There are three better interpretations of the Behemoth and Leviathan. The first is that they are creatures from myths that Job would have known. This explanation makes the confusing parts of these passages easy to understand by eliminating the need for a literal interpretation. The best support for this theory comes from 41:19 and 21. This explanation is not satisfactory because it does not fit well with the rest of Job. In chapter 39, God describes parts of His creation. All of the other animals described are real animals, so why would this continuation of God describing His creation be different from the previous two chapters?

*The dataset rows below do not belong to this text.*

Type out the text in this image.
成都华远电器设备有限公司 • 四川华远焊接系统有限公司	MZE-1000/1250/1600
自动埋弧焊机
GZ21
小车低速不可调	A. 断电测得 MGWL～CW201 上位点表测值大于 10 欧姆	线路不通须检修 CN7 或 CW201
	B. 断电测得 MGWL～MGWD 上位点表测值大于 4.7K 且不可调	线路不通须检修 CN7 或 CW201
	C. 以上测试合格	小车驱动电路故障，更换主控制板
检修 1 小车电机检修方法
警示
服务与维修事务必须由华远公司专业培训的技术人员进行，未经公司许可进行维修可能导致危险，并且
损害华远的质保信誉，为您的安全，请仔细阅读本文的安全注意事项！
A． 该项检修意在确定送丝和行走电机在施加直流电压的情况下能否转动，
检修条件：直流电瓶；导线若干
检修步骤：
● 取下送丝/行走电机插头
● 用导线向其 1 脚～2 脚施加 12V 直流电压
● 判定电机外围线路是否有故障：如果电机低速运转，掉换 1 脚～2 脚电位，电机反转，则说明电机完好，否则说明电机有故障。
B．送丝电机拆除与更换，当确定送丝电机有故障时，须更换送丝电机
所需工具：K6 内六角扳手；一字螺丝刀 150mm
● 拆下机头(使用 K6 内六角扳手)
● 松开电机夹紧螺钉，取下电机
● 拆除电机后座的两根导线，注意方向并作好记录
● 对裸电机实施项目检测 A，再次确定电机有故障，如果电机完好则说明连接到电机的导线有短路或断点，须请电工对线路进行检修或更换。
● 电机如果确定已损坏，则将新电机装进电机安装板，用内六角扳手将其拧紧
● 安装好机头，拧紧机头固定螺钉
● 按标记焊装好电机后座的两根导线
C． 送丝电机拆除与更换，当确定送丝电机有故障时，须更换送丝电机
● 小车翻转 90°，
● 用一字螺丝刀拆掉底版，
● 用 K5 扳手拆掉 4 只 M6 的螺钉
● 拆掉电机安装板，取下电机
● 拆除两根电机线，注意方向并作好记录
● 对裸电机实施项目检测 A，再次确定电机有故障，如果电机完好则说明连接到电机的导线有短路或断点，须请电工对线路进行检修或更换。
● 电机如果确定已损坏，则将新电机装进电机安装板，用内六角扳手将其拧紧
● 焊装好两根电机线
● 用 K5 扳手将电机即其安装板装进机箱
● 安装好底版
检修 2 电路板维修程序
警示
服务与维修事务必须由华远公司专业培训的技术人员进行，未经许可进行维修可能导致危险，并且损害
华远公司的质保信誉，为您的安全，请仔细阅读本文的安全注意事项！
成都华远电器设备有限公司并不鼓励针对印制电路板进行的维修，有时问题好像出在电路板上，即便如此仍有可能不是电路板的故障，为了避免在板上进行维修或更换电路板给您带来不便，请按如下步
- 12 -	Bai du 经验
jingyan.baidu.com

The second interpretation is more satisfying. Because of the broad meaning of behemah and the uncertain meaning of livyathan, these two creatures are taken to be generalized poetic descriptions of the great animals that God created. The Behemoth is the general description of a large land animal. The Leviathan is the general description of a large sea animal. This is a reasonable and fairly safe interpretation. It eliminates the need to match the passages with specific animals, simplifying the sections that are hard to match with real animals. While this explanation is better than the previous explanation, it is not the best interpretation. All the animals mentioned in the previous chapters are specific, real, animals. An explanation that matches real animals would be more consistent with the surrounding text.
The third explanation is historically most common. This explanation is also the best fit for the surrounding text. The behemah and livyathan are taken to be specific, real, modern, animals. The Behemoth is usually interpreted as a hippopotamus or, by some, as an elephant. The poetic description of a hippopotamus in Job 40:15–24 fits well with the poetic descriptions of animals in chapter 39. The Leviathan is usually taken to be a crocodile, but some consider it to be a general large sea animal or a whale. The crocodile is the most common interpretation and is the easiest match to see. Some people have problems with the ‘fire breathing’ of 41:19 and 21, but this fits well with the poetic description of the ostrich in 39:13–18. The hippopotamus and crocodile explanation is the most common, oldest, simplest, and most logical interpretation that I have found.